Telefonata di Berlusconi durante <em>Porta a Porta</em>: "Bini Smaghi deve fare un passo indietro, crea frizioni con la Francia". Sui licenziamenti: "Aiuteremo queste persone con la cassa integrazione"

"Nessun patto con Bossi, il governo durerà fino al 2013", il premier ha voluto subito spazzare il campo dai dubbi e dalle illazioni che in questi giorni hanno trovato spazio sui giornali. Non esiste nessun accordo con il Senatùr, magari barattato per la riforma delle pensioni, in cambio di un ritorno alle urne per la primavera del 2012 e l'esecutivo arriverà alla sua scadenza naturale.

Silvio Berlusconi è intervenuto telefonicamente da Bruxelles durante la trasmissione Porta a Porta per raccontare i retroscena di una giornata che ha tenuto con il fiato sospeso tutto il mondo politico e per precisare il contenuto della lettera inviata alla Ue. Il Cavaliere ha anche parlato dell'ironia, durante il vertice Merkel-Sarkozy di domenica scorsa, sulla condizione dell'Italia: "La Merkel è venuta da me a scusarsi per la situazione che è stata provocata e mi ha detto in maniera esplicita che non aveva nessuna intenzione di denigrare il nostro paese. E quindi con lei i rapporti sono cordialissmi". Un altro capitolo l'affaire Sarkozy. Grandi abbracci con la cancelliera tedesca, dice Vespa, e nemmeno una stretta di mano con il numero uno dell'Eliseo. "Non ho avuto occasione di parlare con Sarkozy - ha risposto Berlusconi -, ma purtroppo con la Francia c'è il caso Bini Smaghi che non aiuta.
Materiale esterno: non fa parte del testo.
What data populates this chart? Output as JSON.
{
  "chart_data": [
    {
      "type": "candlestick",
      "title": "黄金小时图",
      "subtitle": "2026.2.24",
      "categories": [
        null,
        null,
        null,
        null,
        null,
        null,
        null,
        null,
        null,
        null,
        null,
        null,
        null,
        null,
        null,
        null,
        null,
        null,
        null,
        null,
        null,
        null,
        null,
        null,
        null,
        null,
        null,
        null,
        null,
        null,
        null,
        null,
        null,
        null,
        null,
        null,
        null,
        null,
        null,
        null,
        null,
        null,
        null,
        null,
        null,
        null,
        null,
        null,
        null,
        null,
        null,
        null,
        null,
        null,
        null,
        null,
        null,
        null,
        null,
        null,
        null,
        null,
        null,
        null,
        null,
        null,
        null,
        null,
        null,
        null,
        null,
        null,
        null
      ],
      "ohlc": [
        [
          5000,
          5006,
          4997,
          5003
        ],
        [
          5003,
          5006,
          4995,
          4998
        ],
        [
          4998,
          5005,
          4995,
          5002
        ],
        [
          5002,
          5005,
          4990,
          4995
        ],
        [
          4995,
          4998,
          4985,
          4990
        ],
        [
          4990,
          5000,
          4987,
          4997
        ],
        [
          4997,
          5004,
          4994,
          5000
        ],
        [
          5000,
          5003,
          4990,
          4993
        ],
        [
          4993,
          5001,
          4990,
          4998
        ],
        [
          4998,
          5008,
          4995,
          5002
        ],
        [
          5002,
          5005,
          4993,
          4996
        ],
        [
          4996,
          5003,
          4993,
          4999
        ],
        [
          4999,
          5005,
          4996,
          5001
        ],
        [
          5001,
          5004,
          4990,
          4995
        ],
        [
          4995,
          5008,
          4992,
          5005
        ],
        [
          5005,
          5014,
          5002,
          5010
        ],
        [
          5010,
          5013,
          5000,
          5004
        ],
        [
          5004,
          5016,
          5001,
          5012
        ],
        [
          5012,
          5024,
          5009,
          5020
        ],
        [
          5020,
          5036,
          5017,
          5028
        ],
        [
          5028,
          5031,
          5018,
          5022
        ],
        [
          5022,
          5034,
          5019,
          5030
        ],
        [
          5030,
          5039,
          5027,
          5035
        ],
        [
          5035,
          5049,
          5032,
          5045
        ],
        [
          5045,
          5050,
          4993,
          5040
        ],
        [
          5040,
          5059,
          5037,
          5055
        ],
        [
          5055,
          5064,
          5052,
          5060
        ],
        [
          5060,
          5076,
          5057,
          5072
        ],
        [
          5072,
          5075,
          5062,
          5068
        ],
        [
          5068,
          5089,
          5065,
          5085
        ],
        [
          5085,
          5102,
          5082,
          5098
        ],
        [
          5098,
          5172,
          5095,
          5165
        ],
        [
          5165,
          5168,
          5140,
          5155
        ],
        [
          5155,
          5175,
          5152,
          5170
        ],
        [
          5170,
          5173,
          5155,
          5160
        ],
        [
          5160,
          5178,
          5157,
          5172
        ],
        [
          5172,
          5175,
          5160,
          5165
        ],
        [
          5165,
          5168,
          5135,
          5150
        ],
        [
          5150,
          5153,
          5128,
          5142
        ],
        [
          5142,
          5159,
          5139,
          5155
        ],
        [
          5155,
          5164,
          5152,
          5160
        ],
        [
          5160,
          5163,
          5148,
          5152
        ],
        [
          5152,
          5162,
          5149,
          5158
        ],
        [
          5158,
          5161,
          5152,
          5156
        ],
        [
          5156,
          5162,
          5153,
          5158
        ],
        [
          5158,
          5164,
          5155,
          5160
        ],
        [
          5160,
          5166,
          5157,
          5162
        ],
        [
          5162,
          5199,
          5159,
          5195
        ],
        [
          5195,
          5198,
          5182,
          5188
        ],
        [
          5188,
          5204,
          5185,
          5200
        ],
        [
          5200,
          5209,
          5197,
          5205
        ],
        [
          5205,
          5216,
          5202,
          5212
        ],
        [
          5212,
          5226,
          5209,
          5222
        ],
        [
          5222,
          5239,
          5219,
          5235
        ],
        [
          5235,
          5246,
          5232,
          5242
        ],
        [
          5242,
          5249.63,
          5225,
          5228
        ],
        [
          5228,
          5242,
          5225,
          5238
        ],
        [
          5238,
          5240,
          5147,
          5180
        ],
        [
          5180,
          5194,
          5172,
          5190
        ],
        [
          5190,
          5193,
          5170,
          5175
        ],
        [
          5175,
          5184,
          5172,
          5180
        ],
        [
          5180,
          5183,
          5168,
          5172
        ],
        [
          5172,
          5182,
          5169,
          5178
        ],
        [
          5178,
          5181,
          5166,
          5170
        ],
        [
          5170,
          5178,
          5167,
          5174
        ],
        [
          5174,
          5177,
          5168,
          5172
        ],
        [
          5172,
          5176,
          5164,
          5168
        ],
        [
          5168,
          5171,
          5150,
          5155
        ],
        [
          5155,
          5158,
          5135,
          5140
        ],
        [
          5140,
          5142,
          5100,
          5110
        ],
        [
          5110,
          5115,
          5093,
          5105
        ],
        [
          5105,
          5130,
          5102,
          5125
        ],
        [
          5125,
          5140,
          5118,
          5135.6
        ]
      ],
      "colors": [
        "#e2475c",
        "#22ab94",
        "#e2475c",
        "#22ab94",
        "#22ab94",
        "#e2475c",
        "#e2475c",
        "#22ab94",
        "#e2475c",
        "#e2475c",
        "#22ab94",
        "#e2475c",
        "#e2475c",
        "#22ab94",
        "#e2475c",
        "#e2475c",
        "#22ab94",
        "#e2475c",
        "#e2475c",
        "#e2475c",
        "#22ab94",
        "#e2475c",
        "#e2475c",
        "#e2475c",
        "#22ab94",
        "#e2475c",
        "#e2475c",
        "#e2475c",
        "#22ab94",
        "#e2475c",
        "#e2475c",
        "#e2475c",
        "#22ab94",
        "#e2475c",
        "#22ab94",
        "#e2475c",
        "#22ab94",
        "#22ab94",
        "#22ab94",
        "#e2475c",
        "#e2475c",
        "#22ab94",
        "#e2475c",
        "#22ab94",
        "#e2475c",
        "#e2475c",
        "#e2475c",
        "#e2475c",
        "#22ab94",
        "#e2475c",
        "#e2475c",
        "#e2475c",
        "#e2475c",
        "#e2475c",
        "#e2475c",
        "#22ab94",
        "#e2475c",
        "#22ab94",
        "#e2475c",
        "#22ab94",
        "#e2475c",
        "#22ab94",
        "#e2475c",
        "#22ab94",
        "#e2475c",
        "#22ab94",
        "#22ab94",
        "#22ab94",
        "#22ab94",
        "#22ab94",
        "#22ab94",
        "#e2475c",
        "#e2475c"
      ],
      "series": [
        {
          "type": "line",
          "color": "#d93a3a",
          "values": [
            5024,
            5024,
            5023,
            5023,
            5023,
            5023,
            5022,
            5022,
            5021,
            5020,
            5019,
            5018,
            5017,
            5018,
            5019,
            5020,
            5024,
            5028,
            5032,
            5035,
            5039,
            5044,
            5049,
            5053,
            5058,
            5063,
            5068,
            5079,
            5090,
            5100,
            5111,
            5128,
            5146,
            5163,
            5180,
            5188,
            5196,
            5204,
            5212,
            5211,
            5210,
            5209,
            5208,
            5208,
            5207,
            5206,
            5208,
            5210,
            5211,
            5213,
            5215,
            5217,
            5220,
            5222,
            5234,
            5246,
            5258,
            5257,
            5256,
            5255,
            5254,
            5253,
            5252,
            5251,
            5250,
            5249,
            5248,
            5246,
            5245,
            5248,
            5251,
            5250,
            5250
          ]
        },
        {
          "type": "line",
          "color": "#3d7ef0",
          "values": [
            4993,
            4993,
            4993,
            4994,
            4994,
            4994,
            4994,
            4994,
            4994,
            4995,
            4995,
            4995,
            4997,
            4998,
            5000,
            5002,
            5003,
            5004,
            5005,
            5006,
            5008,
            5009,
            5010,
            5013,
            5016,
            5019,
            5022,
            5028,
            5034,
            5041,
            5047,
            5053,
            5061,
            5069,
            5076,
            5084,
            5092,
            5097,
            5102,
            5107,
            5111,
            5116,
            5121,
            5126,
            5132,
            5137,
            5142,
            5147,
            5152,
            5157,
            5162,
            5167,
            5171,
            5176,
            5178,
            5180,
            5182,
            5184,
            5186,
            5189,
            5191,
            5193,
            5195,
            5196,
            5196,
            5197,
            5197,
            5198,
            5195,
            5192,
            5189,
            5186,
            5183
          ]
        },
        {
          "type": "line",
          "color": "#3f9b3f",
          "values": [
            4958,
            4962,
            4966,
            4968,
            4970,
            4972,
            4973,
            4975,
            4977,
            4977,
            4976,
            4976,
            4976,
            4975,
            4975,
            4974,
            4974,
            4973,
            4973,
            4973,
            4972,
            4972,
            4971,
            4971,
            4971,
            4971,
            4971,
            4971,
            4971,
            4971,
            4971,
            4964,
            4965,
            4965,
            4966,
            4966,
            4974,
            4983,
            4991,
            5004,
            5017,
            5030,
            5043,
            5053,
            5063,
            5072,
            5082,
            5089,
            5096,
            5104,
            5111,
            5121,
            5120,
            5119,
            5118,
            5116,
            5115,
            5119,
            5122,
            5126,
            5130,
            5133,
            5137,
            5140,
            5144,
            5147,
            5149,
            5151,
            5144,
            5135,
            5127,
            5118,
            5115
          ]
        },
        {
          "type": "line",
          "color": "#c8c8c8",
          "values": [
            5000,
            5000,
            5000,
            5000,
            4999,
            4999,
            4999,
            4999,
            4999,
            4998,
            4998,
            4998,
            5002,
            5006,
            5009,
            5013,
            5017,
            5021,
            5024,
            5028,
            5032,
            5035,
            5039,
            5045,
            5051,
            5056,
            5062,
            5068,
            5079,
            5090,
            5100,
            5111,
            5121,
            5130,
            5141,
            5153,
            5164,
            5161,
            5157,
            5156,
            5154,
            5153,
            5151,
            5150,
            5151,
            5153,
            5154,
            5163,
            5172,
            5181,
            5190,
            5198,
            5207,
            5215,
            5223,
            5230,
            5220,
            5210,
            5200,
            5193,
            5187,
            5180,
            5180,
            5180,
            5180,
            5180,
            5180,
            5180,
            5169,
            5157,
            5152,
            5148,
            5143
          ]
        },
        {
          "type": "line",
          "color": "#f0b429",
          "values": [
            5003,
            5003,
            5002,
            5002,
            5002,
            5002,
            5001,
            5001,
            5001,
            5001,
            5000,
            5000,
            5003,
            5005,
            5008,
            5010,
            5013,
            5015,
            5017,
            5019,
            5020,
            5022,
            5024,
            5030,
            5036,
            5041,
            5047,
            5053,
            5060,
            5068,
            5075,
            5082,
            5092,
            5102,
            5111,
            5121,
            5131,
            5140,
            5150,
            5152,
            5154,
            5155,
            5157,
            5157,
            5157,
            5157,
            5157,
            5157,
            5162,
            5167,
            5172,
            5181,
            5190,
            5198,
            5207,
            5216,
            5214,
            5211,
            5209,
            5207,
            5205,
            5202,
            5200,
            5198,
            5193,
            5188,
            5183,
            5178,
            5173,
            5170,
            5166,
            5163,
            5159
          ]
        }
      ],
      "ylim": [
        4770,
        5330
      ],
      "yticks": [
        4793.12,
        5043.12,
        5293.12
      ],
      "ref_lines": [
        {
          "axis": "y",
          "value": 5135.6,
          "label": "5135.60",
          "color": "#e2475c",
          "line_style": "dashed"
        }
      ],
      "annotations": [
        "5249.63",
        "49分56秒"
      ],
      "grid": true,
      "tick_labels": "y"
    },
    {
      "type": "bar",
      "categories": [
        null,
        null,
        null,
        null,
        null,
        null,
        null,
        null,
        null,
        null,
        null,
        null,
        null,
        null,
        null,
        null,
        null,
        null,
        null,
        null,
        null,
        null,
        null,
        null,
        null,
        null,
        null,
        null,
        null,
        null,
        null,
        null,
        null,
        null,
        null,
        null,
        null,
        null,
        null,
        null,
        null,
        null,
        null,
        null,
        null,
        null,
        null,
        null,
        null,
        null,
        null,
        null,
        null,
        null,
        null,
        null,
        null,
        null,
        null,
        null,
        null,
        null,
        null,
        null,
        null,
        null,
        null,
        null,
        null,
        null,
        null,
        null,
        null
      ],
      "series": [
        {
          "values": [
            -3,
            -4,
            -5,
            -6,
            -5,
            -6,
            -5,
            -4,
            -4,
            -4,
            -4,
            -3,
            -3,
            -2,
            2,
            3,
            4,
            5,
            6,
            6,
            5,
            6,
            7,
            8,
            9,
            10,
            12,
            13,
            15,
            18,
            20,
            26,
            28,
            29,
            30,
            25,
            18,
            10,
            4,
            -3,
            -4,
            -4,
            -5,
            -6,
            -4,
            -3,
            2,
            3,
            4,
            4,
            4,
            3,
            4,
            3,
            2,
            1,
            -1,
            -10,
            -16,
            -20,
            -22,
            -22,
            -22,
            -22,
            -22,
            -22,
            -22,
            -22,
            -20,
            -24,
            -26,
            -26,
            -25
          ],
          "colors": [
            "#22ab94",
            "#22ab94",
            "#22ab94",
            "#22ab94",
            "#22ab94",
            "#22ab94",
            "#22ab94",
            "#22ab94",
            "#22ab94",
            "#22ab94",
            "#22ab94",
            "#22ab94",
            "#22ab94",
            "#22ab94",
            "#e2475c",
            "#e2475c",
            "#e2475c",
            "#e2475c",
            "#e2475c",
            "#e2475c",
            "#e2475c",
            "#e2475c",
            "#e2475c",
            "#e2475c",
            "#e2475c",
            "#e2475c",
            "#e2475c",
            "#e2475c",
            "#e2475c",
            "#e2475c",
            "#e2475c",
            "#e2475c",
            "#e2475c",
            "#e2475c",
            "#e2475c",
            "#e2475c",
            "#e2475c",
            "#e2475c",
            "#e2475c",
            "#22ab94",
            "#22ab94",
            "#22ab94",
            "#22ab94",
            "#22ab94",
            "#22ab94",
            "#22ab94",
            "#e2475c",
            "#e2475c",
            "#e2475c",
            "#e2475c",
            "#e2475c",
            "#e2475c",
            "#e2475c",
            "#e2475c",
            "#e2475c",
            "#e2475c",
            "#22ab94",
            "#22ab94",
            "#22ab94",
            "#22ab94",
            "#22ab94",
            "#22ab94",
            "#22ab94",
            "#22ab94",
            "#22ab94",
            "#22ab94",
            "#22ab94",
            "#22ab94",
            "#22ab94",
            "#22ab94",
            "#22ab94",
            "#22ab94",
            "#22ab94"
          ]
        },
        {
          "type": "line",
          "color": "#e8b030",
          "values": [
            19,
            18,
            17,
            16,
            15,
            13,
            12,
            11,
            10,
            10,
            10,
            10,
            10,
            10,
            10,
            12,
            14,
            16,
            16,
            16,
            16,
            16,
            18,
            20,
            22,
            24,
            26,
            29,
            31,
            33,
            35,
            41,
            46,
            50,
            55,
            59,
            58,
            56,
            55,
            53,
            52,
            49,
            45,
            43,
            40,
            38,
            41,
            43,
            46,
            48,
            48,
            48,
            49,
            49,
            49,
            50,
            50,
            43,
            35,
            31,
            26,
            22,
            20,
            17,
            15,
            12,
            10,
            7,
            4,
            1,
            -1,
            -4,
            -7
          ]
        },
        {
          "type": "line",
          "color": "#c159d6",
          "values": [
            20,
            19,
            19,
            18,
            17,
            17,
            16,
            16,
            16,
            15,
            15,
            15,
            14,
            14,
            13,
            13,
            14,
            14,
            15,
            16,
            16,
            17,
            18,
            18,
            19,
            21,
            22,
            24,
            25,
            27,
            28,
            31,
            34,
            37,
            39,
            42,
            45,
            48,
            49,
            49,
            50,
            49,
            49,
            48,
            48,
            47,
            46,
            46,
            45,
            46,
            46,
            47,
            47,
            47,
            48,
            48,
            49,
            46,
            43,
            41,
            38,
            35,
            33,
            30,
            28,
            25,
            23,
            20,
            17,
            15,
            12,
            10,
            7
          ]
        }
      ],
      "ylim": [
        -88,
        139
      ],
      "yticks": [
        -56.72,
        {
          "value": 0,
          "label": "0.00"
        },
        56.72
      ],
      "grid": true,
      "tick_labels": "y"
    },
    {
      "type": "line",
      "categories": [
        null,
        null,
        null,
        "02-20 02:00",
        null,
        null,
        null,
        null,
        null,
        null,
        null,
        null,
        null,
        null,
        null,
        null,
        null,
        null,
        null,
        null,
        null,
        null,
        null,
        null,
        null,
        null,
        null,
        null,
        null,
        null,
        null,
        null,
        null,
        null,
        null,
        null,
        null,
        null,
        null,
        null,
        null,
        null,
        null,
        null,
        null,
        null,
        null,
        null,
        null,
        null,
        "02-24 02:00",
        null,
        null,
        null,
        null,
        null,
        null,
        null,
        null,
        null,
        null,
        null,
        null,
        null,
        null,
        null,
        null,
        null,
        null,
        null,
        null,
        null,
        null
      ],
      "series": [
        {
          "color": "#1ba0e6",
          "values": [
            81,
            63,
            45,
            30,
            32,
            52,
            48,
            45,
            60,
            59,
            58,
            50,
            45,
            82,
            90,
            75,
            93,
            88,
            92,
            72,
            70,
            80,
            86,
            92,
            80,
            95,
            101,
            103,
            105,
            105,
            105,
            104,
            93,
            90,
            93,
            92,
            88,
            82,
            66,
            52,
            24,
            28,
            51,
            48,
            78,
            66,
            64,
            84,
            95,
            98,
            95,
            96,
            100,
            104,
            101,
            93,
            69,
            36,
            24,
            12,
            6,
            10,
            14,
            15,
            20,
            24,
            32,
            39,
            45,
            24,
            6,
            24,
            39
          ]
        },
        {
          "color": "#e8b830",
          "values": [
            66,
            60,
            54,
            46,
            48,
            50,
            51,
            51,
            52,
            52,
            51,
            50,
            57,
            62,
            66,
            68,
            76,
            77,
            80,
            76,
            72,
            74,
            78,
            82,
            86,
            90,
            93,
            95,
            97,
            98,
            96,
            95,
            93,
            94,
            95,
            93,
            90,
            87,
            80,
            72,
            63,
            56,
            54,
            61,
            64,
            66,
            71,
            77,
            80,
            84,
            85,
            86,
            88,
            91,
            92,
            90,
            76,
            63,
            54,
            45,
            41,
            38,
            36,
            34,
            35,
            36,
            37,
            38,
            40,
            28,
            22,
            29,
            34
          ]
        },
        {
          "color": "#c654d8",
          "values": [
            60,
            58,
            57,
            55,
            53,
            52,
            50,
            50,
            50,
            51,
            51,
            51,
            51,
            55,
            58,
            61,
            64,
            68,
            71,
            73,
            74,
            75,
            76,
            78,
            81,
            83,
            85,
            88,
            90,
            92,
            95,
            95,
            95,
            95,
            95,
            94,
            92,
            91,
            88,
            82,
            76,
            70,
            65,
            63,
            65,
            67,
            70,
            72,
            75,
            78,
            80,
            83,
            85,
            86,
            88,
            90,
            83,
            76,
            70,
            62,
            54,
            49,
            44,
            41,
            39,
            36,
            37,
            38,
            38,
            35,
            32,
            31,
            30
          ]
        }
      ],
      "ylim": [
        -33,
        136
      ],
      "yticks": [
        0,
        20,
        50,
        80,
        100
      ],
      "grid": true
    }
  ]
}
Se posso approfitto di Porta a Porta per fare un appello a Bini Smaghi perchè lasci evitando frizioni con la Francia. E' stato nominato dal governo e ora il governo gli chiede di fare un passo indietro per non creare un casus belli".

Poi il Cavaliere è tornato sull'argomento del giorno, la lettera inviata all'Unione eurpea con i provvedimenti economici contro la crisi: "Avremo una serie di provvedimenti nell'arco dei prossimi mesi". Infine ha sciolto uno dei nodi più spinosi, il provvedimento che prevede licenziamenti più facili: "Le aziende in crisi potranno licenziare, ma lo stato aiuterà queste persone con la cassa integrazione". I punti per la crescita del Paese, secondo il presidente del Consiglio, sono misure "che anche l'opposizione dovrebbe impegnarsi a votare perché non sono misure che riguardano l'interesse della maggioranza ma di tutti gli italiani e rappresentano un impegno preso dall'Italia con l'Europa". Il Cav ha teso la mano. Ma dall'opposizione per ora solo l'ennesima levata di scudi.